Tooheys have been brewing Old, or something like it, since 1872. Malty, vanilla-y, and with just a hint of burnt ash and coffee, this is my favourite Australian session ale. There are two other mass-produced dark ales that run it close, but Kent Old is more like a brown ale and Carlton Black is more bitter, and both are more difficult to get on draught in Sydney (although the St Leonard’s Tavern, a short walk from my place, does serve Black). Old has become my default draught in pubs that cater for the older generation. Yes, Tooheys are now part of Lion Nathan, evil megaswill brewers, but as long as they remember at least a little bit of their history they’ll just about be ok by me.
Details: These were my first draught beers of the year, drunk in two places. The first two schooners slipped down at the Coogee Legion Club. One day I’ll have to do a separate post on Retired Servicemen’s Clubs and their influence on the community in Australia: there’s nothing quite like them anywhere else. Louise and I had been swimming at Coogee and snorkelling at Clovelly (hello British readers, wiping the snow off your keyboards) and popped in here for a couple after some excellent barramundi and chips from the hilariously-titled (sarcasm) Chish and Fips on the beach.
Getting into one of these places usually entails either becoming a member (generally not that expensive, but Groucho’s rule applies) or proving that you live at least 6km away so that you can sign in as a guest, thanks to NSW’s oddly antiquated licensing laws.
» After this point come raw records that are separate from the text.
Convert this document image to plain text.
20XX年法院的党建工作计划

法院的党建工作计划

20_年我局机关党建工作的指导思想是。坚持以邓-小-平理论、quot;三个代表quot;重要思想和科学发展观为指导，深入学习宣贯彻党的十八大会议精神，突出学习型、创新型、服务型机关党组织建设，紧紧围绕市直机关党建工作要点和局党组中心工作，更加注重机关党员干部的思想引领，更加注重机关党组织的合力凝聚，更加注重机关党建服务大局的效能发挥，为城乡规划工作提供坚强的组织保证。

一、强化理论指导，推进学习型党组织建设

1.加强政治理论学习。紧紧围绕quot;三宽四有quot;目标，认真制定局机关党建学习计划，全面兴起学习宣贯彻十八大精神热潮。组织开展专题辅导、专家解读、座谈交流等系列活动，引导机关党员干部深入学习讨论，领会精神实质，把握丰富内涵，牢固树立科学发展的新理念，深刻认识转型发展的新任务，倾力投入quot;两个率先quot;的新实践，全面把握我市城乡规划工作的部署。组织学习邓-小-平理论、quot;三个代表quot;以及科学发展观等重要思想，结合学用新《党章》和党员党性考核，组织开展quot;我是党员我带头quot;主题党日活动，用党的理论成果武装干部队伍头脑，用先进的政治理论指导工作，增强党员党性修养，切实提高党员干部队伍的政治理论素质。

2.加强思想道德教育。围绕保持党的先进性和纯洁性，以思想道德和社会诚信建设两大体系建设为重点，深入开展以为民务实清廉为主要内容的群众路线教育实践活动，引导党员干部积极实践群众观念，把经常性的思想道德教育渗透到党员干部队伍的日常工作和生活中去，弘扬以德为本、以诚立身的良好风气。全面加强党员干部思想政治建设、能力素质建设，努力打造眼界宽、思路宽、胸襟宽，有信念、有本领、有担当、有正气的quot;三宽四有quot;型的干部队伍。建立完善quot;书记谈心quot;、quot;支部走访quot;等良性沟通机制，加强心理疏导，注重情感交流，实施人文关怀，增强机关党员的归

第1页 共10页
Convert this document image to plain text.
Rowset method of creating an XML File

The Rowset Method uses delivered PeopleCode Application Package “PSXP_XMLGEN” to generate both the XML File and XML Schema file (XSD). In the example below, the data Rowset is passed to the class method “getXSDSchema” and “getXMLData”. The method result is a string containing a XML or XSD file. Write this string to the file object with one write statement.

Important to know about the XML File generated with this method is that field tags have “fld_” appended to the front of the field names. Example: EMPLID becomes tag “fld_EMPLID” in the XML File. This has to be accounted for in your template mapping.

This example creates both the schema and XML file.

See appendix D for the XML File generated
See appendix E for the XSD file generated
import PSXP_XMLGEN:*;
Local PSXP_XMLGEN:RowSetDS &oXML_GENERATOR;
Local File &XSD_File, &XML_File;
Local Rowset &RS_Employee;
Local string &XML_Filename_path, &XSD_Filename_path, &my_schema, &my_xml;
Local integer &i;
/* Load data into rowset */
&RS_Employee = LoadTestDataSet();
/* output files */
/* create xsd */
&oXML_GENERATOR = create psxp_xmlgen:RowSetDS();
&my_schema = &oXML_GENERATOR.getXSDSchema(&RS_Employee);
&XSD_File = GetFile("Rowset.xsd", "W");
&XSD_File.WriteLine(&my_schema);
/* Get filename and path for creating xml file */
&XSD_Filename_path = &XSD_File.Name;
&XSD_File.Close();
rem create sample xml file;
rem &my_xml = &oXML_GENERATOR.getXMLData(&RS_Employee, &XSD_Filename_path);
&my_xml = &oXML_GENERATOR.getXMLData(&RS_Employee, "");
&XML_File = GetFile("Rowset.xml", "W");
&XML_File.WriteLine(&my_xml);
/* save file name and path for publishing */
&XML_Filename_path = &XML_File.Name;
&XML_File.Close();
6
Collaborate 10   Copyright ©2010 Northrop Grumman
The guy on the desk didn’t both to ask us for any ID, which won the place a few points in my book, having had my protestations of “but I’m on holiday from England!” fall on deaf ears at the North Sydney Anzac Club a few months ago. Clearly Gallipoli is still an issue for some.
The beer selection is all the usual suspects (Louise had Resch’s) but, and here’s why we go into these places, the schooners were $3.80 each. And if I’d been a member they’d have been even cheaper.
Wanting to get away from the man/woman duo doing Lionel Richie/Fleetwood Mac covers in the corner, we slid across to the infamous Coogee Bay Hotel. Not being on the pull and not wishing to get glassed in the face, or made to eat their chocolate ice-cream, we only stayed for one and then used their bottlo to get a longneck of the beer of the evening to take home. Lovely day.